High Perforin‐Positive Cardiac Cell Infiltration and Male Sex Predict Adverse Long‐Term Mortality in Patients With Inflammatory Cardiomyopathy

Introduction

Inflammatory cardiomyopathy (CMi) represents a major cause of heart failure with potential for transition to the clinical picture of dilated cardiomyopathy.^{1, 2, 3} The pathogenesis of CMi encompasses immune responses as well as autoimmune reactions involving autoantigen‐specific T cells. Myocardial inflammation is reflected by infiltration of lymphocytes, macrophages, and cell adhesion molecules.^{4, 5} Several studies have shown that cytotoxic cells expressing cytotoxic effector molecules are also increased in this cardiac inflammatory process.^{6, 7, 8, 9, 10, 11} One key mediator of cytotoxicity is perforin, a molecule released by T cells and natural killer cells. Its expression on T‐cell maturation is strongly regulated after activation, and effector T cells have been shown to express the highest levels of intracellular perforin. Once conjucated to target cells, the cytotoxic secretory granules traffic to the immunological synapse and release the deadly protein perforin. We previously demonstrated in a cohort of 495 patients with endomyocardial biopsy (EMB)–proven myocardial inflammation that left ventricular function deteriorates in patients with detection of perforin‐positive cardiac cell infiltration and progresses towards substantial cardiac dysfunction.⁶ In the present study, in a series of 2389 patients with suspected CMi, we investigated the influence of high perforin‐positive cardiac cell infiltration and other clinical and immunological parameters on long‐term mortality or need for heart transplantation.

Patients and Methods

Patients

Between January 2003 and November 2013, we screened all patients admitted to our clinic for further evaluation of suspected CMi by the complete spectrum of clinical and EMB‐based diagnostics. These patients complained about symptoms of heart failure with fatigue, reduced physical capacity or dyspnea on exertion, and cardiac dysfunction. Coronary artery disease and other possible causes of myocardial dysfunction (valvular heart disease) had been excluded by angiography and echocardiography before EMB in all patients.

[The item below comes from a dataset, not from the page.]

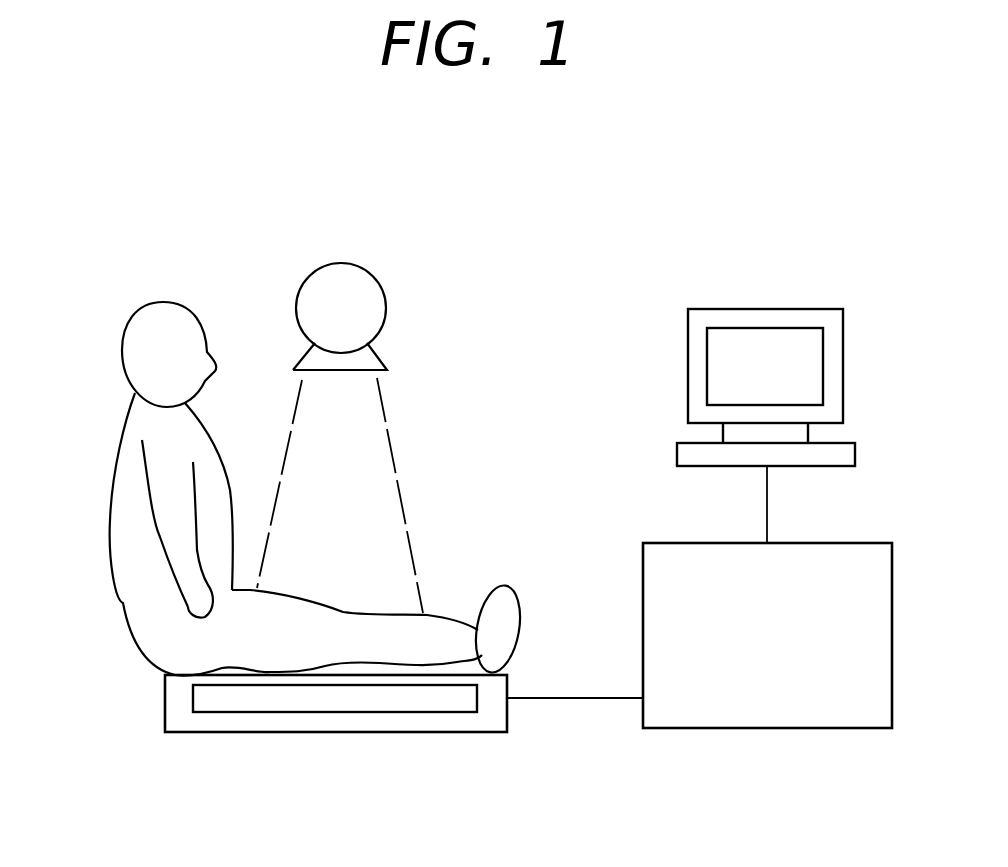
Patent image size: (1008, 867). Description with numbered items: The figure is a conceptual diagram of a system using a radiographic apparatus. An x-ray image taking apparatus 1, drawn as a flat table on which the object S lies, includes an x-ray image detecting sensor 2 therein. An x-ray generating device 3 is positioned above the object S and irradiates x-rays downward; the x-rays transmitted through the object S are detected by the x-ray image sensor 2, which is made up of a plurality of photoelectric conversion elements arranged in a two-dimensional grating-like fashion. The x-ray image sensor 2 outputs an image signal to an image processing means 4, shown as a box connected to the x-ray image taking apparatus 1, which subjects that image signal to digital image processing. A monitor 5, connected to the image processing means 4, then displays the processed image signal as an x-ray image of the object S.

Patients presenting with signs of acute myocarditis with recent onset of symptoms (eg, mimicking acute myocardial infarction with elevated serum markers of troponin T and creatine kinase/creatine kinase‐MB) were excluded, as well as those with proof of intramyocardial genomes of enterovirus, adenovirus, human herpesvirus 6, Epstein‐Barr virus, or erythrovirus (B19V) (primers used to test the presence of viral genome in Table S1). Other exclusion criteria were antiviral or immunosuppressive therapy in the past, clinical or biochemical evidence for concomitant chronic inflammatory disease (eg, rheumatological disorders), inability to understand the consent form, or participation or consent to participate in another study. EMBs from the right ventricular septum were obtained. Left ventricular ejection fraction (LVEF) was determined by echocardiography.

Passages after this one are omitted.